26 mars 2026 : dans la seconde partie de soirée, après Envoyé spécial, Complément d’enquête consacre un numéro aux nouvelles stars de la cuisine et à la « génération Top Chef ». Présenté par Tristan Waleckx, le magazine s’intéresse notamment au parcours et à l’image médiatique de Jean Imbert, figure majeure de cette promotion de chefs.
L’émission évoquera le chemin parcouru par Jean Imbert depuis sa médiatisation, en insistant sur les étapes qui ont façonné sa carrière. Né le 18 juillet 1981 à L’Haÿ‑les‑Roses, il s’est fait connaître du grand public après sa victoire dans Top Chef en 2012, un concours culinaire qui a servi de tremplin à plusieurs cuisiniers de sa génération.
Depuis cette victoire, Jean Imbert a multiplié les expériences dans des établissements de prestige et auprès d’univers variés. En 2021, il a pris la direction des cuisines du Plaza Athénée à Paris. Son itinéraire professionnel comprend également des responsabilités à l’étranger, comme au Cheval Blanc de Saint‑Barth et à l’hôtel de Marlon Brando en Polynésie. Talent médiatique, il a développé des collaborations avec les secteurs du luxe, de la mode et du cinéma. En 2025, son nom a par ailleurs été cité dans des accusations de violences conjugales, mention qui a troublé son image publique.
Un refuge breton entre dune et potager
En marge des grandes maisons et des palaces, Jean Imbert possède des attaches en Bretagne. À Sables‑d’Or‑les‑Pins, station balnéaire de son enfance, il détient une villa familiale et a aménagé un lieu plus discret : une cabane nichée dans les dunes, conçue comme un refuge personnel.

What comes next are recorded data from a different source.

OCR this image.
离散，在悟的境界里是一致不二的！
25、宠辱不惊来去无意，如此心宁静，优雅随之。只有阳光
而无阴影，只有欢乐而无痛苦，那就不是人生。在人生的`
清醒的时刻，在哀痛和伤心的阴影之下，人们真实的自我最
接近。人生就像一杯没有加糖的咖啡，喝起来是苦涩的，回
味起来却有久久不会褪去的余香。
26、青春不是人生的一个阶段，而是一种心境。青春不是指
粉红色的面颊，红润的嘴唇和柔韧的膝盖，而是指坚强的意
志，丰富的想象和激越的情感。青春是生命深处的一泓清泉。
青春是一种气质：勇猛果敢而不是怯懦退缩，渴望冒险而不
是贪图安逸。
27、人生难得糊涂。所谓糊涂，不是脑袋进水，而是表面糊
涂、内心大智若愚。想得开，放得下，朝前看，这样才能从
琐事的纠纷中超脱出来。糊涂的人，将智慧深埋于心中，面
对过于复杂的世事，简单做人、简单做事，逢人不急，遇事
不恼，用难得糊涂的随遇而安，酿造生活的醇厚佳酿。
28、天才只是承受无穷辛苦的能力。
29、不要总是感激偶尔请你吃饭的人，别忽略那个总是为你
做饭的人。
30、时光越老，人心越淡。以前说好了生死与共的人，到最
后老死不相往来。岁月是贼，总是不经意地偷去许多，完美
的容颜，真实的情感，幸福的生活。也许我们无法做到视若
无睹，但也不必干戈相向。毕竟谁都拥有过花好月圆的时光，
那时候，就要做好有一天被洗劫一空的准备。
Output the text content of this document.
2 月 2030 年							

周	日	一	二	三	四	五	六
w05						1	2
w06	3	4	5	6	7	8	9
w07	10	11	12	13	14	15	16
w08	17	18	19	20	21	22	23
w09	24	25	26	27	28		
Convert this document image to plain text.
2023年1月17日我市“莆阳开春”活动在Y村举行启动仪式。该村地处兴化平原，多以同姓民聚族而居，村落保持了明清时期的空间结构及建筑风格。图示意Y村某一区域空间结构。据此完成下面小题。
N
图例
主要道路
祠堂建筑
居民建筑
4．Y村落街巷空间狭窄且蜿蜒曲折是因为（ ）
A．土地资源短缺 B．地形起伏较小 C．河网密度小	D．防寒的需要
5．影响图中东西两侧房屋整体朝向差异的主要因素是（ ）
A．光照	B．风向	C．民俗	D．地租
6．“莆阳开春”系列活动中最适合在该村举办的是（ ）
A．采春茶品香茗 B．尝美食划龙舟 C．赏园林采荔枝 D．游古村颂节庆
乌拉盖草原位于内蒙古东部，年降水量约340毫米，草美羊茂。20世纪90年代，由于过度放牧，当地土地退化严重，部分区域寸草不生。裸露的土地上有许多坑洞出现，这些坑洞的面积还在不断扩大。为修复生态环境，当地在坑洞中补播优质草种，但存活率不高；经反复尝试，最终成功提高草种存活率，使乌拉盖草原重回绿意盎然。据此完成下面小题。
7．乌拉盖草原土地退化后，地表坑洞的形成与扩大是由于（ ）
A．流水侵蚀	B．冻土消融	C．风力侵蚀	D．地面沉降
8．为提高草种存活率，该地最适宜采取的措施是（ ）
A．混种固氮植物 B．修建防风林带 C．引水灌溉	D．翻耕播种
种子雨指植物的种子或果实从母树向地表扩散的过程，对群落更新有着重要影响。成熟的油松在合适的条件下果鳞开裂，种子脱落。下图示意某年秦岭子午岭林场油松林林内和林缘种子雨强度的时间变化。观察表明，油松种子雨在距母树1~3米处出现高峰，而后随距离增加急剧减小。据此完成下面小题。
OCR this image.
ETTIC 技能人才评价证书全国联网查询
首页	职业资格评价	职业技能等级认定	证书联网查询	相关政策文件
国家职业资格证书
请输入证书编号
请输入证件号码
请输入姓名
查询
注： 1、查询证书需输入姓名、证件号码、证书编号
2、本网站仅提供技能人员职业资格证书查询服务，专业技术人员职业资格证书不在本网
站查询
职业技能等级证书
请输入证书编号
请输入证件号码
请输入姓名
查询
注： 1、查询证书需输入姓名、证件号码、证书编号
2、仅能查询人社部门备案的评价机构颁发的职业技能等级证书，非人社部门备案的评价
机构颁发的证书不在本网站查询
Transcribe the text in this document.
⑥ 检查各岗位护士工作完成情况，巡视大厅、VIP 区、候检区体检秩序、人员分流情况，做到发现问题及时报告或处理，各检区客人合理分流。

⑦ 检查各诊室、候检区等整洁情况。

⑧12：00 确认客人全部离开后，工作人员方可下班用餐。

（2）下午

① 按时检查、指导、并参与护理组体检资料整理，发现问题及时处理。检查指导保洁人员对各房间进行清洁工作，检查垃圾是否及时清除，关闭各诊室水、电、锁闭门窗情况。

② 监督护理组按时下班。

Cette cabane, installée sur pilotis, a été pensée pour s’intégrer au site sans abattre d’arbres ni artificialiser le terrain. D’une superficie de 84 m², elle présente une décoration volontairement minimaliste, associant le bois à des pièces de design et à des références cinématographiques. Des œuvres d’artistes contemporains, citée notamment JR dans les éléments rapportés, voisinent avec des affiches de films plus rares.
La cuisine occupe la place centrale de l’habitation. Le chef insiste sur l’importance de cet espace : « Même perchée dans les arbres, elle devait être digne de ce nom« , explique‑t‑il, résumant ainsi son exigence professionnelle, même en retrait de la scène urbaine.
Au pied de la cabane, un jardin potager de 150 m² cultivé en permaculture sert de vivier : près de 80 variétés de fruits et légumes y sont entretenues. Ce potager alimente et inspire les créations culinaires du chef, qui puise dans ces produits frais des éléments pour ses recettes.
Implanté entre la mer et des producteurs locaux, cet ensemble — cabane, potager, proximité du littoral — illustre une recherche d’équilibre entre engagements professionnels dans l’univers du luxe et un mode de vie plus simple et tourné vers la nature. « C’est l’endroit où je suis le plus inspiré et détendu« , affirme Jean Imbert.